A corredo, il circolo ha allestito per la visita la mostra fotografica “Cene ieri e oggi”.
Il “quaderno” di Rosa Peracchi è molto interessante. Del resto, ogni paese ha una propria cultura ed indagare su di essa porta alla scoperta di fatti, eventi, nomi che, se analizzati, aiutano a capire la storia della comunità. La ricerca riguarda la riscoperta di toponimi nati da un legame intrinseco con il territorio. Riscoperta, perché i nomi, in un passato nemmeno troppo lontano, erano di uso comune; ma il lento e inesorabile declino del dialetto bergamasco ha trascinato nell’oblio anche l’uso e la conoscenza di questi nomi che sono stati riferimento per generazioni. Leggendo il “quaderno”, quindi, si ritorna alle origini del paese, alle sue vicende e difficoltà incontrate prima di diventare un’unica comunità. Infatti, per lungo tempo Cene è stata divisa in due comuni: Cene di Sopra e Cene di Sotto, che facevano parte di due diversi distretti amministrativi, uno appartenente alla Val Gandino ed uno alla Valle Seriana Inferiore.
Il libro inizia con l’analisi del centro abitato, alla riscoperta di luoghi e strutture che per lungo tempo sono stati punti di aggregazione e luoghi di appartenenza alla comunità. Poi, il territorio. Ecco, le valli: oltre alla più importante Valle Rossa, il territorio offre 12 valli minori; le sorgenti naturali, i cosiddetti “fontanì”, una quindicina; le fontane che abbellivano il paese, che erano ben sette; i pozzi, da cui si attingeva acqua per le abitazioni. Profonde narrazioni, poi, sulla Valle Rossa ed il Monte Bò, con un quadro degli ambienti in essi incastonati.
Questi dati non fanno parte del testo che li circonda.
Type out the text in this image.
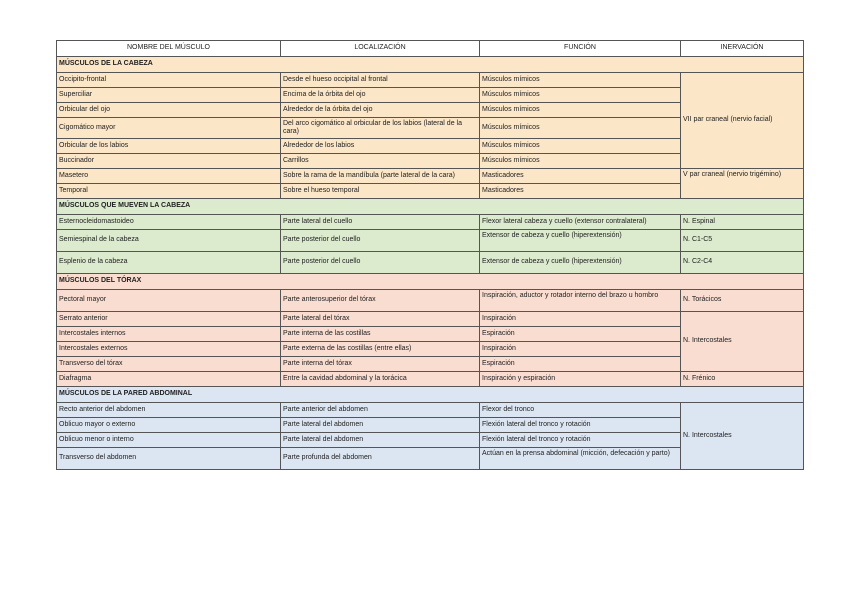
NOMBRE DEL MÚSCULO	LOCALIZACIÓN	FUNCIÓN	INERVACIÓN
MÚSCULOS DE LA CABEZA			
Occipito-frontal	Desde el hueso occipital al frontal	Músculos mímicos	VII par craneal (nervio facial)
Superciliar	Encima de la órbita del ojo	Músculos mímicos	
Orbicular del ojo	Alrededor de la órbita del ojo	Músculos mímicos	
Cigomático mayor	Del arco cigomático al orbicular de los labios (lateral de la cara)	Músculos mímicos	
Orbicular de los labios	Alrededor de los labios	Músculos mímicos	
Buccinador	Carrillos	Músculos mímicos	
Masetero	Sobre la rama de la mandíbula (parte lateral de la cara)	Masticadores	V par craneal (nervio trigémino)
Temporal	Sobre el hueso temporal	Masticadores	
MÚSCULOS QUE MUEVEN LA CABEZA			
Esternocleidomastoideo	Parte lateral del cuello	Flexor lateral cabeza y cuello (extensor contralateral)	N. Espinal
Semiespinal de la cabeza	Parte posterior del cuello	Extensor de cabeza y cuello (hiperextensión)	N. C1-C5
Esplenio de la cabeza	Parte posterior del cuello	Extensor de cabeza y cuello (hiperextensión)	N. C2-C4
MÚSCULOS DEL TÓRAX			
Pectoral mayor	Parte anterosuperior del tórax	Inspiración, aductor y rotador interno del brazo u hombro	N. Torácicos
Serrato anterior	Parte lateral del tórax	Inspiración	N. Intercostales
Intercostales internos	Parte interna de las costillas	Espiración	
Intercostales externos	Parte externa de las costillas (entre ellas)	Inspiración	
Transverso del tórax	Parte interna del tórax	Espiración	
Diafragma	Entre la cavidad abdominal y la torácica	Inspiración y espiración	N. Frénico
MÚSCULOS DE LA PARED ABDOMINAL			
Recto anterior del abdomen	Parte anterior del abdomen	Flexor del tronco	N. Intercostales
Oblicuo mayor o externo	Parte lateral del abdomen	Flexión lateral del tronco y rotación	
Oblicuo menor o interno	Parte lateral del abdomen	Flexión lateral del tronco y rotación	
Transverso del abdomen	Parte profunda del abdomen	Actúan en la prensa abdominal (micción, defecación y parto)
Il “quaderno” fa riscoprire il valore del “percorso pedonale”, che in passato era modalità primaria di mobilità e di collegamento fra le contrade e le frazioni del paese. Attenzione anche alle varie edicole votive, i crocifissi, le santelle, poste lungo i percorsi pedonali, che stanno ancora a testimoniare l’importanza che rivestivano i sentieri e che facilitavano nel viandante quell’attimo di riflessione che lo ricaricava nel prosieguo del suo cammino. Il viandante spesso si fermava per un segno di croce o una preghiera, depositandovi un fiore di campo ivi raccolto. Era la manifestazione più semplice e genuina della fede cristiana. Spesso le santelle posizionate nelle strade di campagna erano punti di riferimento per particolari cerimonie religiose come le Rogazioni, che venivano celebrate in determinati giorni dell’anno o in particolari situazioni.
Approfondimenti, poi, ai vecchi toponimi, che avevano il pregio dell’immediatezza. “Ne pronunciavi il nome, “Spigla, Siglàt” e l’interlocutore già individuava il luogo senza giri di parole e senza interlocuzioni aggiuntive – si legge nella prefazione – La nostra epoca ha anche tentato di storpiarli. Il Monte Bue all’origine era Mut Bò che nella terminologia celtica, da cui deriva, sta ad indicare “pascoli in altura”. L’autrice ne ha individuati ben170, a significare come i nostri antenati avevano mappato idealmente il territorio, in modo puntuale, quasi più delle autorità preposte”.
Da ultimo, il “quaderno” offre quattro significative esposizioni: i Mulini di Cene, la Chiesa di San Rocco, quella di Sant’Antonio, il Cimitero Nuovo, che stanno ulteriormente ad indicare il tortuoso, ma pur sempre appagante, percorso della comunità nella costruzione della propria identità.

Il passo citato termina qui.